The world's great religions tend to suggest ways in which happiness and meaning can go together. Fulfilling their God's purpose and then entering Heaven is one (monotheism).
Realising one's unity with everything else in the world and thereby overcoming a sense of isolation is another (Hinduism). These strategies crucially depend on the existence of a spiritual realm that includes a soul.
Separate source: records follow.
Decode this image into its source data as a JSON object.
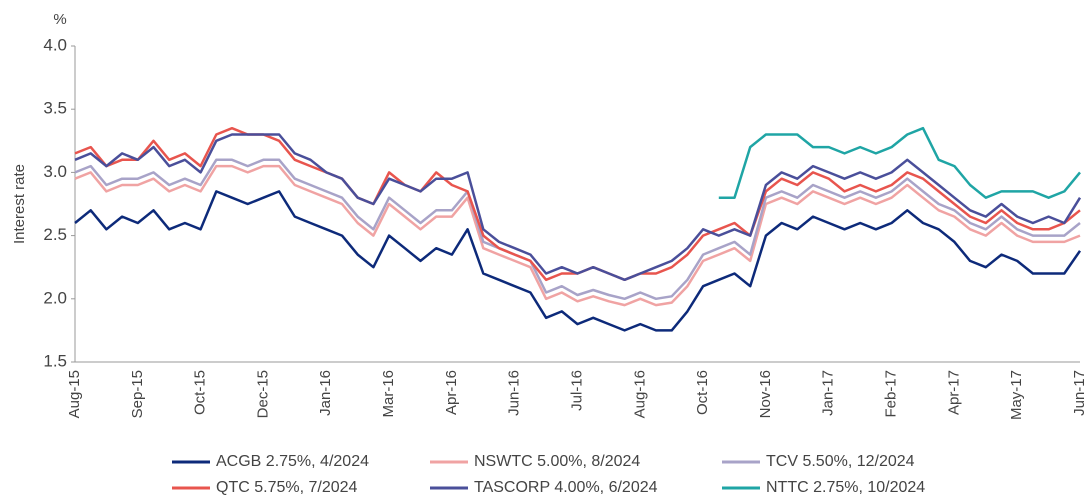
{
  "chart_data": {
    "type": "line",
    "unit": "%",
    "y_label": "Interest rate",
    "categories": [
      "Aug-15",
      null,
      null,
      null,
      "Sep-15",
      null,
      null,
      null,
      "Oct-15",
      null,
      null,
      null,
      "Dec-15",
      null,
      null,
      null,
      "Jan-16",
      null,
      null,
      null,
      "Mar-16",
      null,
      null,
      null,
      "Apr-16",
      null,
      null,
      null,
      "Jun-16",
      null,
      null,
      null,
      "Jul-16",
      null,
      null,
      null,
      "Aug-16",
      null,
      null,
      null,
      "Oct-16",
      null,
      null,
      null,
      "Nov-16",
      null,
      null,
      null,
      "Jan-17",
      null,
      null,
      null,
      "Feb-17",
      null,
      null,
      null,
      "Apr-17",
      null,
      null,
      null,
      "May-17",
      null,
      null,
      null,
      "Jun-17"
    ],
    "ylim": [
      1.5,
      4.0
    ],
    "yticks": [
      1.5,
      {
        "value": 2,
        "label": "2.0"
      },
      2.5,
      {
        "value": 3,
        "label": "3.0"
      },
      3.5,
      {
        "value": 4,
        "label": "4.0"
      }
    ],
    "series": [
      {
        "name": "ACGB 2.75%, 4/2024",
        "color": "#0d2a7a",
        "values": [
          2.6,
          2.7,
          2.55,
          2.65,
          2.6,
          2.7,
          2.55,
          2.6,
          2.55,
          2.85,
          2.8,
          2.75,
          2.8,
          2.85,
          2.65,
          2.6,
          2.55,
          2.5,
          2.35,
          2.25,
          2.5,
          2.4,
          2.3,
          2.4,
          2.35,
          2.55,
          2.2,
          2.15,
          2.1,
          2.05,
          1.85,
          1.9,
          1.8,
          1.85,
          1.8,
          1.75,
          1.8,
          1.75,
          1.75,
          1.9,
          2.1,
          2.15,
          2.2,
          2.1,
          2.5,
          2.6,
          2.55,
          2.65,
          2.6,
          2.55,
          2.6,
          2.55,
          2.6,
          2.7,
          2.6,
          2.55,
          2.45,
          2.3,
          2.25,
          2.35,
          2.3,
          2.2,
          2.2,
          2.2,
          2.38
        ]
      },
      {
        "name": "NSWTC 5.00%, 8/2024",
        "color": "#f0a3a3",
        "values": [
          2.95,
          3.0,
          2.85,
          2.9,
          2.9,
          2.95,
          2.85,
          2.9,
          2.85,
          3.05,
          3.05,
          3.0,
          3.05,
          3.05,
          2.9,
          2.85,
          2.8,
          2.75,
          2.6,
          2.5,
          2.75,
          2.65,
          2.55,
          2.65,
          2.65,
          2.8,
          2.4,
          2.35,
          2.3,
          2.25,
          2.0,
          2.05,
          1.98,
          2.02,
          1.98,
          1.95,
          2.0,
          1.95,
          1.97,
          2.1,
          2.3,
          2.35,
          2.4,
          2.3,
          2.75,
          2.8,
          2.75,
          2.85,
          2.8,
          2.75,
          2.8,
          2.75,
          2.8,
          2.9,
          2.8,
          2.7,
          2.65,
          2.55,
          2.5,
          2.6,
          2.5,
          2.45,
          2.45,
          2.45,
          2.5
        ]
      },
      {
        "name": "TCV 5.50%, 12/2024",
        "color": "#a8a3c8",
        "values": [
          3.0,
          3.05,
          2.9,
          2.95,
          2.95,
          3.0,
          2.9,
          2.95,
          2.9,
          3.1,
          3.1,
          3.05,
          3.1,
          3.1,
          2.95,
          2.9,
          2.85,
          2.8,
          2.65,
          2.55,
          2.8,
          2.7,
          2.6,
          2.7,
          2.7,
          2.85,
          2.45,
          2.4,
          2.35,
          2.3,
          2.05,
          2.1,
          2.03,
          2.07,
          2.03,
          2.0,
          2.05,
          2.0,
          2.02,
          2.15,
          2.35,
          2.4,
          2.45,
          2.35,
          2.8,
          2.85,
          2.8,
          2.9,
          2.85,
          2.8,
          2.85,
          2.8,
          2.85,
          2.95,
          2.85,
          2.75,
          2.7,
          2.6,
          2.55,
          2.65,
          2.55,
          2.5,
          2.5,
          2.5,
          2.6
        ]
      },
      {
        "name": "QTC 5.75%, 7/2024",
        "color": "#e8554e",
        "values": [
          3.15,
          3.2,
          3.05,
          3.1,
          3.1,
          3.25,
          3.1,
          3.15,
          3.05,
          3.3,
          3.35,
          3.3,
          3.3,
          3.25,
          3.1,
          3.05,
          3.0,
          2.95,
          2.8,
          2.75,
          3.0,
          2.9,
          2.85,
          3.0,
          2.9,
          2.85,
          2.5,
          2.4,
          2.35,
          2.3,
          2.15,
          2.2,
          2.2,
          2.25,
          2.2,
          2.15,
          2.2,
          2.2,
          2.25,
          2.35,
          2.5,
          2.55,
          2.6,
          2.5,
          2.85,
          2.95,
          2.9,
          3.0,
          2.95,
          2.85,
          2.9,
          2.85,
          2.9,
          3.0,
          2.95,
          2.85,
          2.75,
          2.65,
          2.6,
          2.7,
          2.6,
          2.55,
          2.55,
          2.6,
          2.7
        ]
      },
      {
        "name": "TASCORP 4.00%, 6/2024",
        "color": "#4a4f9a",
        "values": [
          3.1,
          3.15,
          3.05,
          3.15,
          3.1,
          3.2,
          3.05,
          3.1,
          3.0,
          3.25,
          3.3,
          3.3,
          3.3,
          3.3,
          3.15,
          3.1,
          3.0,
          2.95,
          2.8,
          2.75,
          2.95,
          2.9,
          2.85,
          2.95,
          2.95,
          3.0,
          2.55,
          2.45,
          2.4,
          2.35,
          2.2,
          2.25,
          2.2,
          2.25,
          2.2,
          2.15,
          2.2,
          2.25,
          2.3,
          2.4,
          2.55,
          2.5,
          2.55,
          2.5,
          2.9,
          3.0,
          2.95,
          3.05,
          3.0,
          2.95,
          3.0,
          2.95,
          3.0,
          3.1,
          3.0,
          2.9,
          2.8,
          2.7,
          2.65,
          2.75,
          2.65,
          2.6,
          2.65,
          2.6,
          2.8
        ]
      },
      {
        "name": "NTTC 2.75%, 10/2024",
        "color": "#1fa5a5",
        "values": [
          null,
          null,
          null,
          null,
          null,
          null,
          null,
          null,
          null,
          null,
          null,
          null,
          null,
          null,
          null,
          null,
          null,
          null,
          null,
          null,
          null,
          null,
          null,
          null,
          null,
          null,
          null,
          null,
          null,
          null,
          null,
          null,
          null,
          null,
          null,
          null,
          null,
          null,
          null,
          null,
          null,
          2.8,
          2.8,
          3.2,
          3.3,
          3.3,
          3.3,
          3.2,
          3.2,
          3.15,
          3.2,
          3.15,
          3.2,
          3.3,
          3.35,
          3.1,
          3.05,
          2.9,
          2.8,
          2.85,
          2.85,
          2.85,
          2.8,
          2.85,
          3.0
        ]
      }
    ]
  }
}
However, even if we might have faith in a spiritual reality, few of us think we have strong evidence of it. If we in fact lack souls, or if we otherwise want to focus on this-worldly matters, how should we live when it appears that happiness and meaning are competing values?
Nursing, then dancing
When confronted with the prospect of happiness and meaningfulness taking us on different paths in an earthly life, some lighthearted folks ("hedonists") would recommend going for happiness, doing whatever they can to maximise pleasure in the long run, while other, heavier souls ("stoics") would maintain that happiness is overrated and that meaning is what counts.
My perspective is different. I think that the best sort of life, or at least a really good one, would include both happiness and meaningfulness. Although one sometimes has to choose between these two values, one ought to strive for a life in which there is plenty of both.
How to do that? Sometimes the best one can do is to alternate pursuit of them. Nurses who confront intense suffering and death daily might have no choice but to put in their "meaning time", and then afterwards go dancing at a nightclub or play on their iPad over a glass of wine.
Another strategy, however, would be to seek out a life in which there were both happiness and meaning at the same time, so that one did not have to give up on one to have the other.
That probably should not mean taking a "happy pill" so that one can withstand the monotony of an assembly line.
Instead, one could engage in activities that both deserve reactions of esteem and admiration and that, by their nature, tend to produce pleasant experiences.
Flower garden
The examples I have in mind are ones in which there is happiness with labour and meaningfulness without sacrifice. The instances of happiness I have mentioned so far have been passive, in which a person simply "takes in" pleasurable feelings, while the cases of meaningfulness have been ones in which a person gives up much for the sake of others.
However, there are more active forms of happiness and less self-sacrificial kinds of meaning. And when these come together, those who have them often consider them to be "peak" or "ideal" ways of being.
Think of working hard to cultivate a flower garden for one's family. Or of writing poetry that is well received. Or making an intellectual discovery that influences a field. Or creating a new device that helps improve people's lives. Or taking pride in having overcome a neurosis. Or caring for a pet.
Or think of learning a new instrument to the point of being able to play a beautiful song. Or having conversations with one's children about how they see the world and how they might do so in more revealing, productive ways. Or having sex with a beloved.
I am not suggesting that nurses should quit, or that one should not eat chocolate icecream.
But if you're like me in wanting as much happiness and meaning in your life as you can get, you'll spend a good amount of time living in the sweet spot where they meet.